Department of Justice proposed a 14-billion dollar fine for Deutsche’s mortgage backed securities scandal (you’re thinking, “you’re going to have to be more specific; which one?”) Wall Street J.
Deutsche’s stocks took a tumble late yesterday and continuing today.
Before that, last week it was reported in the New Yorker that Deutsche had a newer 10 billion dollar scandal related to the bank’s apparent willingness to launder Russian money.
But in the New Yorker piece, I liked this little capsule review of Deutsche’s role in the housing crisis, and how a former risk analyst explained that the bank was “structurally designed by management to allow corrupt individuals to commit fraud.”

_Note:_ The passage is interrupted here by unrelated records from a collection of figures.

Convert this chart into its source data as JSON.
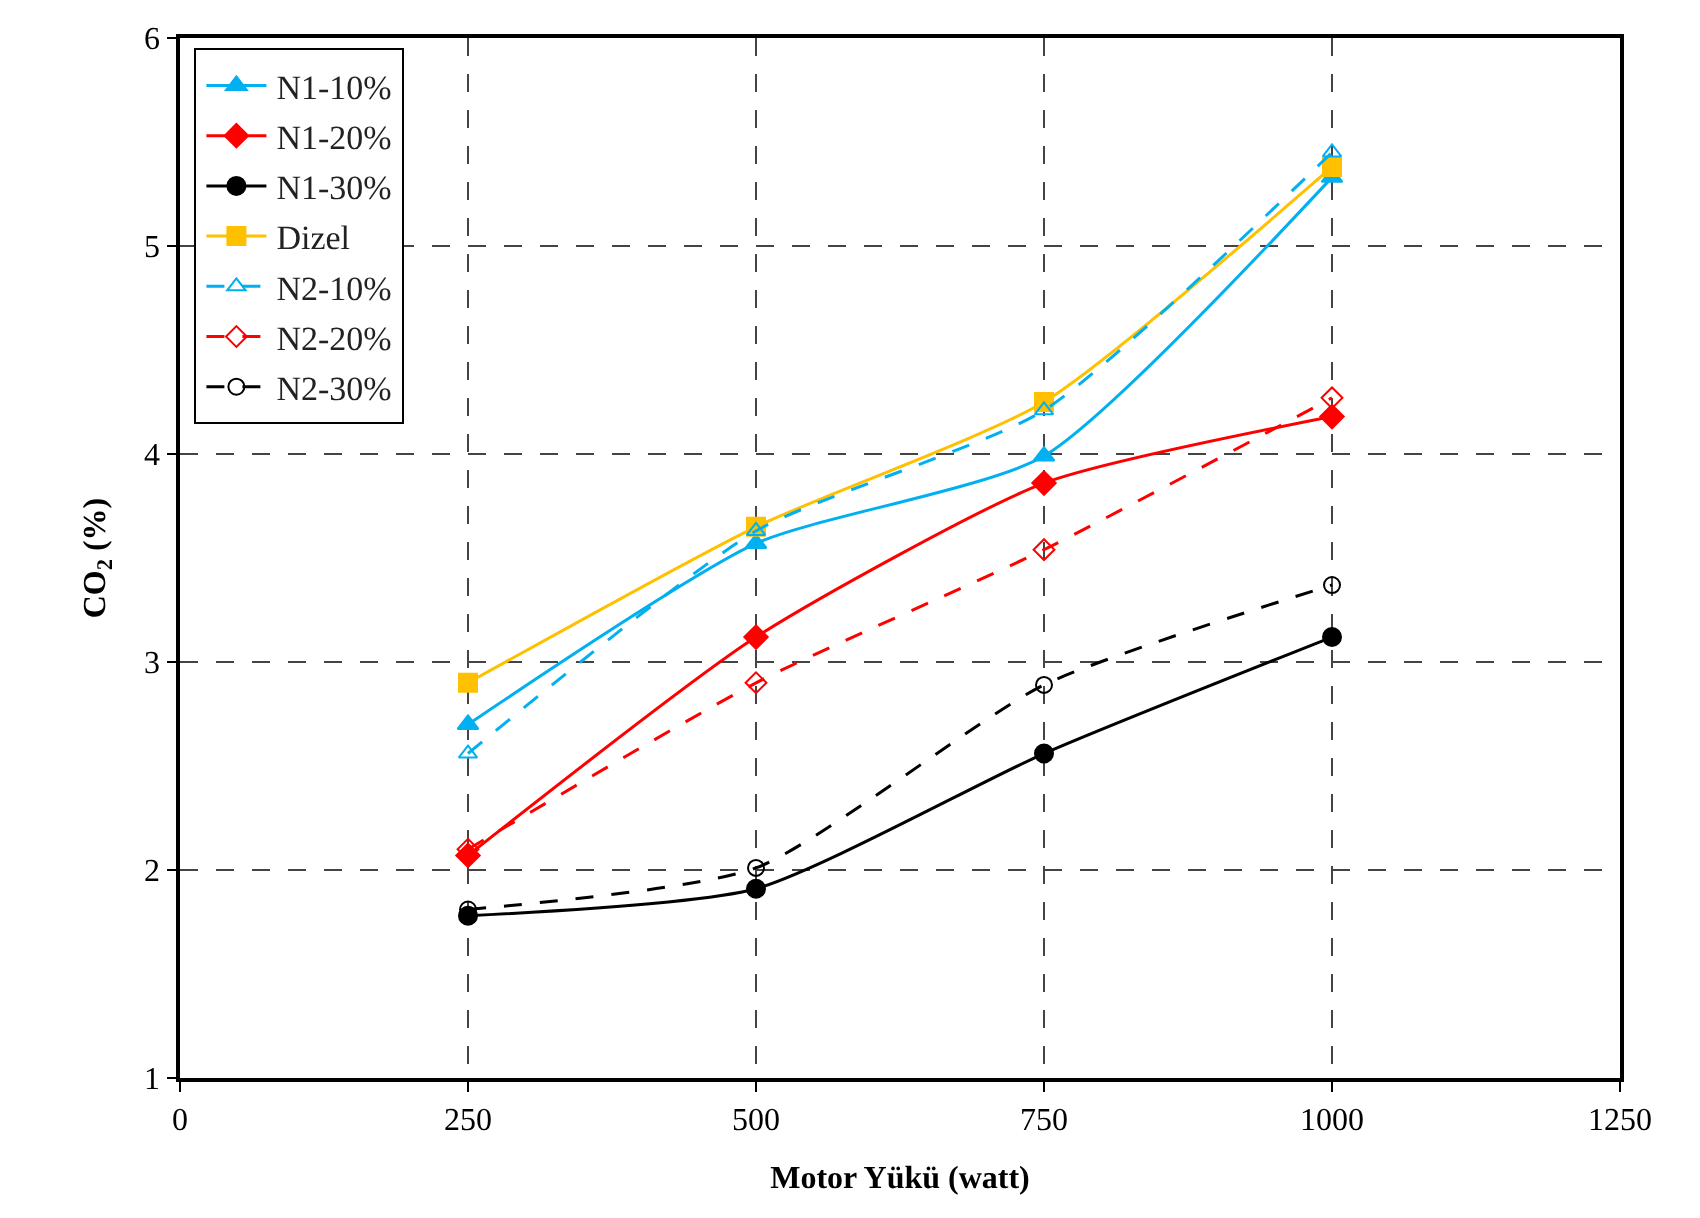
{
  "chart_data": {
    "type": "line",
    "xlabel": "Motor Yükü (watt)",
    "ylabel": "CO$_{2}$ (%)",
    "x": [
      250,
      500,
      750,
      1000
    ],
    "series": [
      {
        "name": "N1-10%",
        "color": "#00b0f0",
        "marker": "triangle",
        "line_style": "solid",
        "values": [
          2.7,
          3.57,
          3.99,
          5.33
        ]
      },
      {
        "name": "N1-20%",
        "color": "#ff0000",
        "marker": "diamond",
        "line_style": "solid",
        "values": [
          2.07,
          3.12,
          3.86,
          4.18
        ]
      },
      {
        "name": "N1-30%",
        "color": "#000000",
        "marker": "circle",
        "line_style": "solid",
        "values": [
          1.78,
          1.91,
          2.56,
          3.12
        ]
      },
      {
        "name": "Dizel",
        "color": "#ffc000",
        "marker": "square",
        "line_style": "solid",
        "values": [
          2.9,
          3.65,
          4.25,
          5.38
        ]
      },
      {
        "name": "N2-10%",
        "color": "#00b0f0",
        "marker": "triangle",
        "line_style": "dashed",
        "values": [
          2.56,
          3.63,
          4.21,
          5.45
        ]
      },
      {
        "name": "N2-20%",
        "color": "#ff0000",
        "marker": "diamond",
        "line_style": "dashed",
        "values": [
          2.1,
          2.9,
          3.54,
          4.27
        ]
      },
      {
        "name": "N2-30%",
        "color": "#000000",
        "marker": "circle",
        "line_style": "dashed",
        "values": [
          1.81,
          2.01,
          2.89,
          3.37
        ]
      }
    ],
    "xlim": [
      0,
      1250
    ],
    "xticks": [
      0,
      250,
      500,
      750,
      1000,
      1250
    ],
    "ylim": [
      1,
      6
    ],
    "yticks": [
      1,
      2,
      3,
      4,
      5,
      6
    ],
    "grid": true,
    "legend": "top left"
  }
}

In 2007, the bank’s share price hit an all-time peak: a hundred and fifty-nine dollars. But as it grew fast it also grew loose. Before the housing market collapsed in the United States, in 2008, sparking a global financial crisis, Deutsche Bank created about thirty-two billion dollars’ worth of collateralized debt obligations, which helped to inflate the housing bubble. In 2010, Deutsche Bank’s own staff accused it of having masked twelve billion dollars’ worth of losses. Eric Ben-Artzi, a former risk analyst, was one of three whistle-blowers. He told the Securities and Exchange Commission that, had the bank’s true financial health been known in 2008, it might have folded, as Lehman Brothers had. Last year, Deutsche Bank paid the S.E.C. a fifty-five-million-dollar fine but admitted no wrongdoing. Ben-Artzi told me that bank executives had incurred a tiny penalty for a huge crime. “There was cultural criminality,” he said. “Deutsche Bank was structurally designed by management to allow corrupt individuals to commit fraud.”